Prey (2019) poster

Prey (2019)

Rating:


USA/United Arab Emirates. 2019.

Crew

Director – Franck Khalfoun, Screenplay – David Coggeshall & Franck Khalfoun, Producers – Ashok Amritraj, Jason Blum, Travis Cluff & Chris Lofing, Photography – Eric Robbins, Music – Richard Breakspear, Special Effects Supervisor – Vellasamay Sinnaiah, Makeup Effects – Monica Lee Poo Lian, Production Design – Max Martinez. Production Company – ImageNation Abu Dhabi/Hyde Park Entertainment/Blumhouse/Ashok Amritraj/Tremendum Pictures.

Cast

Logan Miller (Toby Burns), Kristine Froseth (Madeline), Jolene Anderson (Madeline’s Mother), Jerrica Lai (Kay), Phodiso Dintwe (Cameron), Anthony Jensen (David Burns)


Plot

Following the death of his father at the hands of carjackers, teenager Troy Burns signs up for the Lost and Found Program that helps troubled youth sort themselves out. The program abandons him alone for three days on an island in an uninhabited archipelago near Malaysia. There Troy makes a disaster out of trying to survive and loses his supplies. He then discovers another girl Madeline on the island and she aids him. However, he realises that there are also a sinister force lurking on the island and killing those who come there.


Franck Khalfoun is a former Alexandre Aja associate.
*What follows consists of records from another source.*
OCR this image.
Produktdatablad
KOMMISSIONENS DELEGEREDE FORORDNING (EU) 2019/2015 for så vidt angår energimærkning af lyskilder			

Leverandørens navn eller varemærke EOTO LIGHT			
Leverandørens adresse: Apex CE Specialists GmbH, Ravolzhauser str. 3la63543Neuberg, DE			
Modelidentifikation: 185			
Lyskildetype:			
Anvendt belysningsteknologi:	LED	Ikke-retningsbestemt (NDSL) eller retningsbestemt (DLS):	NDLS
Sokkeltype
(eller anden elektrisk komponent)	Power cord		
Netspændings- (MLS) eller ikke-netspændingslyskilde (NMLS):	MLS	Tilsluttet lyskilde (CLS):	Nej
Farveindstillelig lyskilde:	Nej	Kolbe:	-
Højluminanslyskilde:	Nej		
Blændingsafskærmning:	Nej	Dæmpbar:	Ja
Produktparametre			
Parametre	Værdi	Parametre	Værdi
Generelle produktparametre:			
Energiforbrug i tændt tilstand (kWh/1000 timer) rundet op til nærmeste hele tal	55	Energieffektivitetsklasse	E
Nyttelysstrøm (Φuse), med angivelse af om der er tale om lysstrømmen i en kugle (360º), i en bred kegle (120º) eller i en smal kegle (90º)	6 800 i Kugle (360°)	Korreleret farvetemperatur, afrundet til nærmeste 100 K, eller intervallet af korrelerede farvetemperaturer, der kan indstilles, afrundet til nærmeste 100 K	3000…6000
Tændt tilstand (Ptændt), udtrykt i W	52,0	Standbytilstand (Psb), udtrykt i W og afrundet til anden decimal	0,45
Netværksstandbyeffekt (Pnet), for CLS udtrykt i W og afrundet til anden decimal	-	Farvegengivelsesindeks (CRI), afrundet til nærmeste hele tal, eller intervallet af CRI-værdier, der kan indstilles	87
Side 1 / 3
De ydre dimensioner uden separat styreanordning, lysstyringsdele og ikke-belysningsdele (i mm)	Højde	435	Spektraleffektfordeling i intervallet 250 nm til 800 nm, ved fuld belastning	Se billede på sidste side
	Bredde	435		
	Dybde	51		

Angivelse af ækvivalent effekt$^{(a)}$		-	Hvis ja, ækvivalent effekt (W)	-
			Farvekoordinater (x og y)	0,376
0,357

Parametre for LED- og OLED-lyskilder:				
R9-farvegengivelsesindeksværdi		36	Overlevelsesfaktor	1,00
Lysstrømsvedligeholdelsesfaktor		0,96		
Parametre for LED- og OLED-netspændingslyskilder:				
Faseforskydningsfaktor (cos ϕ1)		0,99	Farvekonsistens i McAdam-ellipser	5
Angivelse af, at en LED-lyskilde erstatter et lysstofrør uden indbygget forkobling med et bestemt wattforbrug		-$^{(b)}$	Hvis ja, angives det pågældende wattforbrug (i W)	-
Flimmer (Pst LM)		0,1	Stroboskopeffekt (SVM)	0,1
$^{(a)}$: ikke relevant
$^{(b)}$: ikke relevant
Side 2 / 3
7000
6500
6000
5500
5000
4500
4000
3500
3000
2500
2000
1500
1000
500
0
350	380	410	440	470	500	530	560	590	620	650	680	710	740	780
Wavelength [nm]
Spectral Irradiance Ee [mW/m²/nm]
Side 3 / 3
He made small acting appearances in Aja’s High Tension (2003) and Piranha (2010) before Aja wrote and produced both Khalfoun’s directorial debut, with the psycho-thriller P2 (2007) followed by the remake of Maniac (2012). Without Aja, Khalfoun went on to direct i-Lived (2015) and Amityville: The Awakening (2017).

I held out some promise for Franck Khalfoun – both P2 and Maniac were worthwhile films and there were even moments in Amityville: The Awakening that made it not entirely the generic film it seemed. And so it was with some promise that I started to watch Prey. At the outset, it feels as though Khalfoun has set out to puncture the fantasy of the desert island survival adventure. None of Logan Miller’s attempts to survive seem to go right – monkeys tear open his backpack, he throws his matches into the water in frustration, his belongings are washed away in the surf. Not long after his arrival, we even get scenes with Logan Miller talking to himself and deconstructing the cultural imperialism of Daniel Dafoe’s Robinson Crusoe (1719).
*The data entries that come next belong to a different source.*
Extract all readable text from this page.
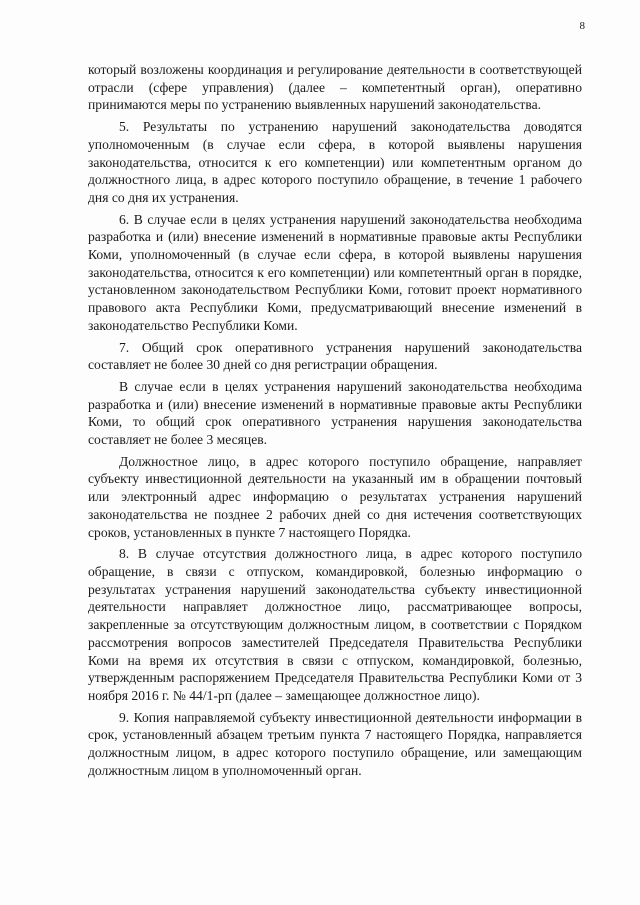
8

который возложены координация и регулирование деятельности в соответствующей отрасли (сфере управления) (далее – компетентный орган), оперативно принимаются меры по устранению выявленных нарушений законодательства.

5. Результаты по устранению нарушений законодательства доводятся уполномоченным (в случае если сфера, в которой выявлены нарушения законодательства, относится к его компетенции) или компетентным органом до должностного лица, в адрес которого поступило обращение, в течение 1 рабочего дня со дня их устранения.

6. В случае если в целях устранения нарушений законодательства необходима разработка и (или) внесение изменений в нормативные правовые акты Республики Коми, уполномоченный (в случае если сфера, в которой выявлены нарушения законодательства, относится к его компетенции) или компетентный орган в порядке, установленном законодательством Республики Коми, готовит проект нормативного правового акта Республики Коми, предусматривающий внесение изменений в законодательство Республики Коми.

7. Общий срок оперативного устранения нарушений законодательства составляет не более 30 дней со дня регистрации обращения.

В случае если в целях устранения нарушений законодательства необходима разработка и (или) внесение изменений в нормативные правовые акты Республики Коми, то общий срок оперативного устранения нарушения законодательства составляет не более 3 месяцев.

Должностное лицо, в адрес которого поступило обращение, направляет субъекту инвестиционной деятельности на указанный им в обращении почтовый или электронный адрес информацию о результатах устранения нарушений законодательства не позднее 2 рабочих дней со дня истечения соответствующих сроков, установленных в пункте 7 настоящего Порядка.

8. В случае отсутствия должностного лица, в адрес которого поступило обращение, в связи с отпуском, командировкой, болезнью информацию о результатах устранения нарушений законодательства субъекту инвестиционной деятельности направляет должностное лицо, рассматривающее вопросы, закрепленные за отсутствующим должностным лицом, в соответствии с Порядком рассмотрения вопросов заместителей Председателя Правительства Республики Коми на время их отсутствия в связи с отпуском, командировкой, болезнью, утвержденным распоряжением Председателя Правительства Республики Коми от 3 ноября 2016 г. № 44/1-рп (далее – замещающее должностное лицо).

9. Копия направляемой субъекту инвестиционной деятельности информации в срок, установленный абзацем третьим пункта 7 настоящего Порядка, направляется должностным лицом, в адрес которого поступило обращение, или замещающим должностным лицом в уполномоченный орган.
It is also notable that this is a fantasy version of desert island survival. Logan Miller remains cleanshaven throughout despite losing all his belongings. Wild girl Kristine Froseth seems to have a fresh supply of clothing from somewhere despite having been raised on the island all her life. Logan Miller goes to sleep out in the open in the tropics without any apparent need for a mosquito net.

Logan Miller and wild girl Kristine Froseth facing horrors on a tropical island in Prey (2019)
Logan Miller and wild girl Kristine Froseth facing horrors on a tropical island

And then there is Franck Khalfoun and David Coggeshall, a tv writer/producer who had previously written The Haunting in Connecticut 2: Ghosts of Georgia (2013), and their attempt to turn Prey into a horror film. You feel as though the film were made with the suggestion of things lurking in the jungle and killing people but that Khalfoun and Coggeshall only sat down the night before shooting and decided to come up with an explanation for it all. The final revelation feels like a zero effort screenplay that took about five minutes to write.

It becomes apparent that what we are watching is a possession film – I kept being reminded the whole way through of the much cheaper Surviving Evil (2009) – but what the possessing entity is is given next-to-zero explanation. Khalfoun does a negligible job in creating tensions and suspense – the film fails to hold anything that make one jump or tense up in any way. There are surprising similarities to Sweetheart (2019), a monster movie set on a desert island that Blumhouse released earlier in the year.

The other thing that should be said what a generic title the film has. It says only than that, the filmmakers could not be bothered to make any effort to come up with something original. Type the phrase ‘prey’ into the IMDB and I came up with at least 20 other full-length films titled some variant on ‘prey’ or ‘the prey’, including also Norman J. Warren’s alien horror film Prey (1978), the Australian horror Prey (2004), the killer lion film Prey (2007), another Australian horror film Prey (2009), the German Prey (2021) about trampers hunted in the wilderness and the Predator sequel Prey (2022).